Deutsche arbeiten zunehmend in Nacht- oder Wechselschicht und oftmals über 40 Stunden pro Woche. So arbeitet fast jeder dritte Arbeitnehmer mehr als 42 Stunden wöchentlich, obwohl die Effizienz nach acht Arbeitsstunden am Tag allgemeinen Erkenntnissen zufolge deutlich nachlässt und auch das Unfallrisiko steigt.

 

Auch der Anteil der Arbeitnehmer in Wechselschichten steigt. Mittlerweile arbeitet jeder Siebte nachts. Folge dieser Beschäftigungsform sind gesundheitliche Beeinträchtigungen. So treten Schlafstörungen, Magenbeschwerden oder Herzschmerzen häufiger auf als bei Beschäftigten mit normalen Arbeitszeiten. Auch die durchschnittliche Krankheitsdauer ist im Vergleich länger. Diese Belastungen können zu einem frühzeitigen Verschleiß führen. Die Folge: Immer mehr Arbeitnehmer treten wegen verminderter Erwerbsfähigkeit in den Ruhestand.

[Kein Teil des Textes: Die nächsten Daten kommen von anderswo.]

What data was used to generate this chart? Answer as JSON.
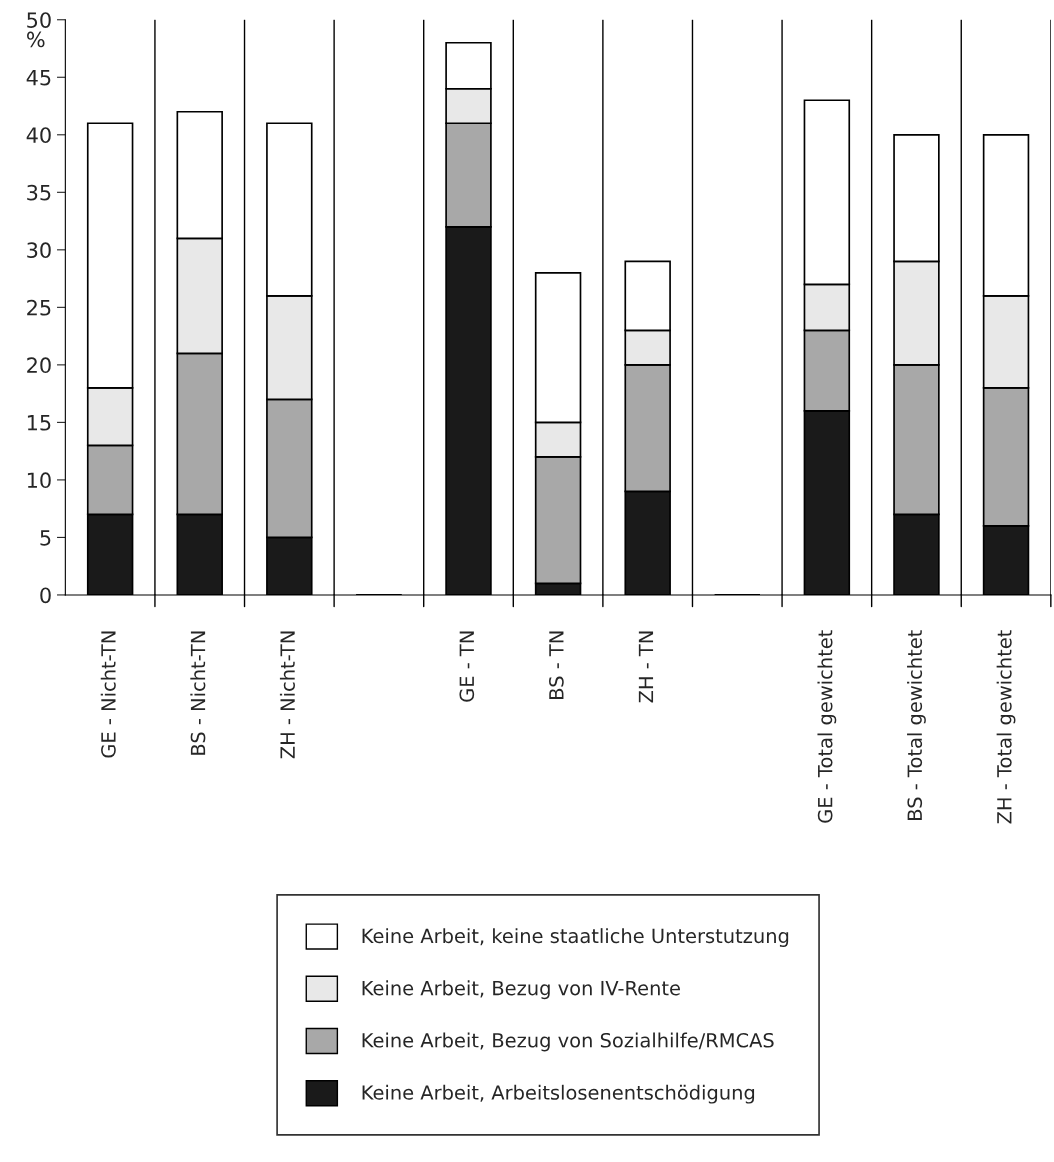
{
  "chart_data": {
    "type": "bar",
    "stacked": true,
    "ylabel": "%",
    "categories": [
      "GE - Nicht-TN",
      "BS - Nicht-TN",
      "ZH - Nicht-TN",
      null,
      "GE - TN",
      "BS - TN",
      "ZH - TN",
      null,
      "GE - Total gewichtet",
      "BS - Total gewichtet",
      "ZH - Total gewichtet"
    ],
    "series": [
      {
        "name": "Keine Arbeit, Arbeitslosenentschödigung",
        "color": "#1a1a1a",
        "values": [
          7,
          7,
          5,
          null,
          32,
          1,
          9,
          null,
          16,
          7,
          6
        ]
      },
      {
        "name": "Keine Arbeit, Bezug von Sozialhilfe/RMCAS",
        "color": "#a8a8a8",
        "values": [
          6,
          14,
          12,
          null,
          9,
          11,
          11,
          null,
          7,
          13,
          12
        ]
      },
      {
        "name": "Keine Arbeit, Bezug von IV-Rente",
        "color": "#e8e8e8",
        "values": [
          5,
          10,
          9,
          null,
          3,
          3,
          3,
          null,
          4,
          9,
          8
        ]
      },
      {
        "name": "Keine Arbeit, keine staatliche Unterstutzung",
        "color": "#ffffff",
        "values": [
          23,
          11,
          15,
          null,
          4,
          13,
          6,
          null,
          16,
          11,
          14
        ]
      }
    ],
    "ylim": [
      0,
      50
    ],
    "yticks": [
      0,
      5,
      10,
      15,
      20,
      25,
      30,
      35,
      40,
      45,
      50
    ],
    "grid": "x",
    "legend": "bottom"
  }
}
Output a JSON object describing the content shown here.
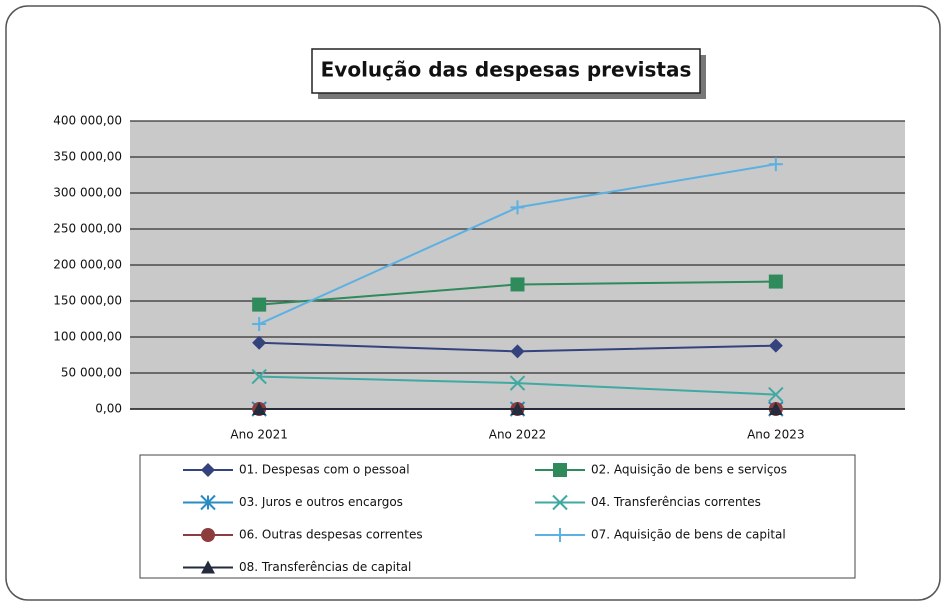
{
  "chart_data": {
    "type": "line",
    "title": "Evolução das despesas previstas",
    "categories": [
      "Ano 2021",
      "Ano 2022",
      "Ano 2023"
    ],
    "series": [
      {
        "name": "01. Despesas com o pessoal",
        "color": "#34437e",
        "marker": "diamond",
        "values": [
          92000,
          80000,
          88000
        ]
      },
      {
        "name": "02. Aquisição de bens e serviços",
        "color": "#2f8a5c",
        "marker": "square",
        "values": [
          145000,
          173000,
          177000
        ]
      },
      {
        "name": "03. Juros e outros encargos",
        "color": "#2a8cc4",
        "marker": "asterisk",
        "values": [
          0,
          0,
          0
        ]
      },
      {
        "name": "04. Transferências correntes",
        "color": "#3fa9a2",
        "marker": "x",
        "values": [
          45000,
          36000,
          20000
        ]
      },
      {
        "name": "06. Outras despesas correntes",
        "color": "#8c3c3c",
        "marker": "circle",
        "values": [
          0,
          0,
          0
        ]
      },
      {
        "name": "07. Aquisição de bens de capital",
        "color": "#5cb0e2",
        "marker": "plus",
        "values": [
          118000,
          280000,
          340000
        ]
      },
      {
        "name": "08. Transferências de capital",
        "color": "#232b3c",
        "marker": "triangle",
        "values": [
          0,
          0,
          0
        ]
      }
    ],
    "ylim": [
      0,
      400000
    ],
    "yticks": [
      {
        "value": 0,
        "label": "0,00"
      },
      {
        "value": 50000,
        "label": "50 000,00"
      },
      {
        "value": 100000,
        "label": "100 000,00"
      },
      {
        "value": 150000,
        "label": "150 000,00"
      },
      {
        "value": 200000,
        "label": "200 000,00"
      },
      {
        "value": 250000,
        "label": "250 000,00"
      },
      {
        "value": 300000,
        "label": "300 000,00"
      },
      {
        "value": 350000,
        "label": "350 000,00"
      },
      {
        "value": 400000,
        "label": "400 000,00"
      }
    ],
    "grid": true
  }
}
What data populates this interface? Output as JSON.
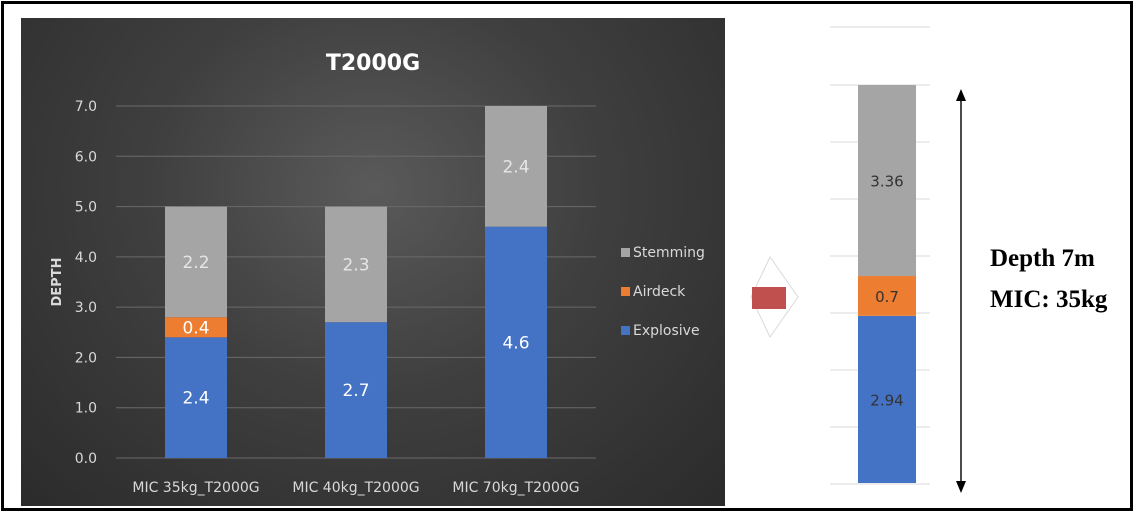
{
  "chart_data": [
    {
      "type": "bar",
      "stacked": true,
      "title": "T2000G",
      "ylabel": "DEPTH",
      "xlabel": "",
      "ylim": [
        0,
        7
      ],
      "yticks": [
        "0.0",
        "1.0",
        "2.0",
        "3.0",
        "4.0",
        "5.0",
        "6.0",
        "7.0"
      ],
      "categories": [
        "MIC 35kg_T2000G",
        "MIC 40kg_T2000G",
        "MIC 70kg_T2000G"
      ],
      "series": [
        {
          "name": "Explosive",
          "color": "#4472c4",
          "values": [
            2.4,
            2.7,
            4.6
          ],
          "labels": [
            "2.4",
            "2.7",
            "4.6"
          ]
        },
        {
          "name": "Airdeck",
          "color": "#ed7d31",
          "values": [
            0.4,
            0,
            0
          ],
          "labels": [
            "0.4",
            "",
            ""
          ]
        },
        {
          "name": "Stemming",
          "color": "#a5a5a5",
          "values": [
            2.2,
            2.3,
            2.4
          ],
          "labels": [
            "2.2",
            "2.3",
            "2.4"
          ]
        }
      ],
      "grid": true,
      "legend": "right",
      "legend_order": [
        "Stemming",
        "Airdeck",
        "Explosive"
      ]
    },
    {
      "type": "bar",
      "stacked": true,
      "ylim": [
        0,
        7
      ],
      "categories": [
        ""
      ],
      "series": [
        {
          "name": "Explosive",
          "color": "#4472c4",
          "values": [
            2.94
          ],
          "labels": [
            "2.94"
          ]
        },
        {
          "name": "Airdeck",
          "color": "#ed7d31",
          "values": [
            0.7
          ],
          "labels": [
            "0.7"
          ]
        },
        {
          "name": "Stemming",
          "color": "#a5a5a5",
          "values": [
            3.36
          ],
          "labels": [
            "3.36"
          ]
        }
      ],
      "grid": true
    }
  ],
  "annotation": {
    "line1": "Depth 7m",
    "line2": "MIC: 35kg"
  },
  "colors": {
    "panel_background": "#3a3a3a",
    "arrow": "#c0504d"
  }
}
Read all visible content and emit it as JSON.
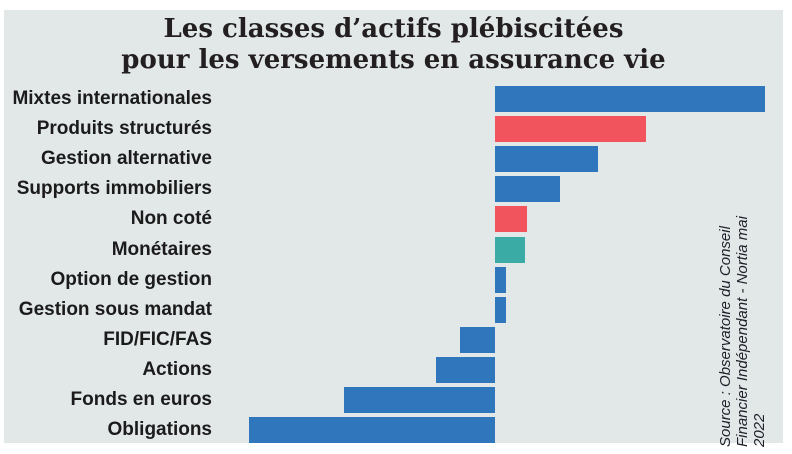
{
  "title": {
    "line1": "Les classes d’actifs plébiscitées",
    "line2": "pour les versements en assurance vie"
  },
  "source": {
    "line1": "Source : Observatoire du Conseil",
    "line2": "Financier Indépendant - Nortia mai",
    "line3": "2022"
  },
  "colors": {
    "page_background": "#ffffff",
    "panel_background": "#e2e7e8",
    "blue": "#2f76bc",
    "red": "#f1545c",
    "teal": "#3aaba5",
    "title_text": "#231f20",
    "label_text": "#1b1b1b"
  },
  "chart_data": {
    "type": "bar",
    "orientation": "horizontal-diverging",
    "title": "Les classes d’actifs plébiscitées pour les versements en assurance vie",
    "categories": [
      "Mixtes internationales",
      "Produits structurés",
      "Gestion alternative",
      "Supports immobiliers",
      "Non coté",
      "Monétaires",
      "Option de gestion",
      "Gestion sous mandat",
      "FID/FIC/FAS",
      "Actions",
      "Fonds en euros",
      "Obligations"
    ],
    "values": [
      100,
      56,
      38,
      24,
      12,
      11,
      4,
      4,
      -13,
      -22,
      -56,
      -91
    ],
    "bar_colors": [
      "blue",
      "red",
      "blue",
      "blue",
      "red",
      "teal",
      "blue",
      "blue",
      "blue",
      "blue",
      "blue",
      "blue"
    ],
    "value_note": "no numeric axis shown in image; values estimated relative to longest bar = 100",
    "xlabel": "",
    "ylabel": "",
    "xlim": [
      -100,
      106
    ],
    "grid": false,
    "legend": false,
    "axis_tick_labels": false
  }
}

Bereits jetzt erwartet die Hälfte aller Arbeitnehmer, dass sie im Alter kaum noch beschäftigungsfähig sein werden.

 

Um diesem Trend entgegen zu wirken, sei es einer Studie der Hans-Böckler-Stiftung zufolge wichtig, keine finanziellen Anreize für Wechsel- oder Nachtschichten zu bieten. Vielmehr sei ein zügiger Freizeitausgleich sinnvoll. Auch die Alterteilzeit sei eine Möglichkeit, um anfallende Belastungen zu minimieren.